Irby, water renewal operator in Boise, Idaho, won first place in a poetry competition at the 2019 Idaho Reuse and Operators Conference (IROC). He entered because he likes to make people laugh and he liked the $100 prize money.  

“The last time I put a poem together was in high school, but water reuse is so important to our society and I thought I could have a little fun with this competition,” Irby says. IROC ran the contest out of a wish to get creative and change things up for the annual meeting. The contest for water operators joined an existing children’s art and poetry contest.

Collaborative venture

The Idaho Department of Environmental Quality began hosting the WaterReuse conference in 2005. Then in 2013, the Pacific Northwest WaterReuse Association section collaborated with the DEQ to create an event that the two organizations take turns hosting. In 2019, the Idaho operators section of the Pacific Northwest Clean Water Association joined in, and more than 550 people attended.

The art and poetry contest for children began as outreach for the 2017 Water Reuse conference in Boise. The idea was to teach grade K-12 students about recycled water. Students watch online videos about water reuse with their families to give them a background on the subject. One goal is to teach families that water and wastewater treatment for recycling water is important, and that the professionals in this industry genuinely care. 

Tressa Nicholas, a DEQ wastewater analyst and conference planner, observes, “By hosting the contest, you’re getting the community engaged, because kids include their parents, and teachers can include water reuse in their curriculum. This contest helps to create a bridge between environmental education and how it can be applied to the students and their families.”

Art and poetry

The contest, now in its third year, is held with the annual Water Reuse conference.  It is open to all K-12 students from Washington, Oregon and Idaho. It’s promoted by volunteers from the conference planning team to members in their communities and schools and to water education centers such as the Boise Watershed and the LOTT Clean Water Alliance. Students have three months to submit their entries.

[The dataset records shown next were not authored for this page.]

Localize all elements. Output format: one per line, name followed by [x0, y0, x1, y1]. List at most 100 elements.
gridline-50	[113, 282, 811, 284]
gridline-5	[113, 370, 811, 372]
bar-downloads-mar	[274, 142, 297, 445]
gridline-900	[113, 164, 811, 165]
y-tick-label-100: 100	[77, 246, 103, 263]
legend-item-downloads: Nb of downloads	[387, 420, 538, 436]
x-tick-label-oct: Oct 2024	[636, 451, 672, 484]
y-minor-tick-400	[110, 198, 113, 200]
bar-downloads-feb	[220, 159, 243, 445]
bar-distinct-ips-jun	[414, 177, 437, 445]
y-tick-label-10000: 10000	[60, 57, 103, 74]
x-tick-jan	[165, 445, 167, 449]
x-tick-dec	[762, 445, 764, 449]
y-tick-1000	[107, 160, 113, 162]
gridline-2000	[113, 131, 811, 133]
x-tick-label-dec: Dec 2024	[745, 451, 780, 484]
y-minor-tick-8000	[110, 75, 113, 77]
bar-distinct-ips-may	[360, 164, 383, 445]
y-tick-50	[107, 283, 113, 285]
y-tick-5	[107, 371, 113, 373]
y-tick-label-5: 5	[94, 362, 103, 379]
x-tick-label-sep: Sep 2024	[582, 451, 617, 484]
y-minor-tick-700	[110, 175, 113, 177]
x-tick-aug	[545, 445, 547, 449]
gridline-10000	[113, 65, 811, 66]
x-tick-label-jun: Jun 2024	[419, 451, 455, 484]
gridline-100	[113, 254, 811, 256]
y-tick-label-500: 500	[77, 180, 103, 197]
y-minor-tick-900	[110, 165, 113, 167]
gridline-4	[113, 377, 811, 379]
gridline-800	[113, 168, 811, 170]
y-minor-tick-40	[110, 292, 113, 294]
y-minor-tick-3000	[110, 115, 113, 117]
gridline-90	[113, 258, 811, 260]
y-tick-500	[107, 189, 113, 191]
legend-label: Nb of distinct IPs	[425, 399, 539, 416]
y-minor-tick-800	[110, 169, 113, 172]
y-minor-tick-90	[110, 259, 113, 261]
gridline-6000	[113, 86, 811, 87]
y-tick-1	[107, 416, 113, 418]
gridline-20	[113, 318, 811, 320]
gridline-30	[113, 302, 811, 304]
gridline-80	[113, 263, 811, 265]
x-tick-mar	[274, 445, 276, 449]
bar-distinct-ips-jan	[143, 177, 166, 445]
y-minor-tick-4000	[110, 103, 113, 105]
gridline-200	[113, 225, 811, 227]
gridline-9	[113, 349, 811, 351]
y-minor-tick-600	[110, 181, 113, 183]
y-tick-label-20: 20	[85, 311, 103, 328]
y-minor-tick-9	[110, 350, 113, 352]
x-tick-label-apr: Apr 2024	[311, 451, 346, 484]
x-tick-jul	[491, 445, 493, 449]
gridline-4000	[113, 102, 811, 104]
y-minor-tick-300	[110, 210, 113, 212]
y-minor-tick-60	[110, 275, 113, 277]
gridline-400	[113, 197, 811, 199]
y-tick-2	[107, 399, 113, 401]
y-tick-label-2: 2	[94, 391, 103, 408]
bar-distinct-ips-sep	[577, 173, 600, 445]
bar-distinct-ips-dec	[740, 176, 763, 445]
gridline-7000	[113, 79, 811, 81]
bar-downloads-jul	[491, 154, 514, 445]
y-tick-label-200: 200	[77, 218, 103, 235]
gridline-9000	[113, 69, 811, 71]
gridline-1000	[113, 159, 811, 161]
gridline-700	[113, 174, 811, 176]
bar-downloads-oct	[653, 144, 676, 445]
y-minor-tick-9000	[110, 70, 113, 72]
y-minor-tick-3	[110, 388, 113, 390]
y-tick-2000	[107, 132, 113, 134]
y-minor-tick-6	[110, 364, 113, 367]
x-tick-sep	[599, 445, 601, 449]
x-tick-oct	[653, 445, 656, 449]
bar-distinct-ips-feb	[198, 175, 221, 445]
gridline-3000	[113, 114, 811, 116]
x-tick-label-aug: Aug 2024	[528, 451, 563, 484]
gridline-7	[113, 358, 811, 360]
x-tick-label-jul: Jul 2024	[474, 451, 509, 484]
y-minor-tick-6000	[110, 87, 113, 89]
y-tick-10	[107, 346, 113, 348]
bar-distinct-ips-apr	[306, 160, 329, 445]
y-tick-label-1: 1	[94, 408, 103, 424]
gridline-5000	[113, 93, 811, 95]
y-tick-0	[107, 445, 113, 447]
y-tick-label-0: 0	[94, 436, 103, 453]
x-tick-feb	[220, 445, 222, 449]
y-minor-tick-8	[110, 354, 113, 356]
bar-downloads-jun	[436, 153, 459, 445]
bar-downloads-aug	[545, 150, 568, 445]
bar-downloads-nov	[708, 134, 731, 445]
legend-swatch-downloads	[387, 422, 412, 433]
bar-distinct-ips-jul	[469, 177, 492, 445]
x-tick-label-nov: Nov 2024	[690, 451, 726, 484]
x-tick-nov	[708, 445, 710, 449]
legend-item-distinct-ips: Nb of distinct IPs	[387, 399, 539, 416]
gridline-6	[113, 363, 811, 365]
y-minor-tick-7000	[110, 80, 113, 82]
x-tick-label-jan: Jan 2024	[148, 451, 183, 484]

Posters and poems must be original works with a water reuse theme. So far, the number of entries has ranged from 100 to 200 per year.  

Separate first-, second- and third-place prizes are awarded to poetry and art winners for grades K-6 and for grades 7-12. First place winners receive $100. Conference sponsors also donate prizes for the children.

Winning scores are tallied before the conference, and winners are announced at the event. Most winners are notified before the conference so they can attend with their families. “The children read their poems on stage, and everyone’s heart just melts,” Nicholas says.

Operators join in

For the 2019 IROC conference, the planning team members realized that in order to bring art, poetry and water together they should also invite operators, as many of them are poetic and creative.

The expectation is that more operators will share their recycled water poetry in future years. Prize-winner Irby started his career with Boise. He now works as a water reuse contractor for that city and for a number of smaller rural utilities in Idaho that do not have their own staffs. Those communities range from 800 residents and 60,000 gpd to 200,000 residents and 30 mgd.

All winners from the contests were recognized at a luncheon during the conference. The children and Irby read their poems while a large screen in the background displayed their entries. The winners received their prize money and other gifts while on stage.

Many volunteers work together to support the contest, including Sharonne Park, with Jacobs. “We received so many positive messages from parents and teachers that the students really took this competition seriously,” Park says. “The well-developed artwork the children submitted showed that they really learned about wastewater treatment and recycled water.”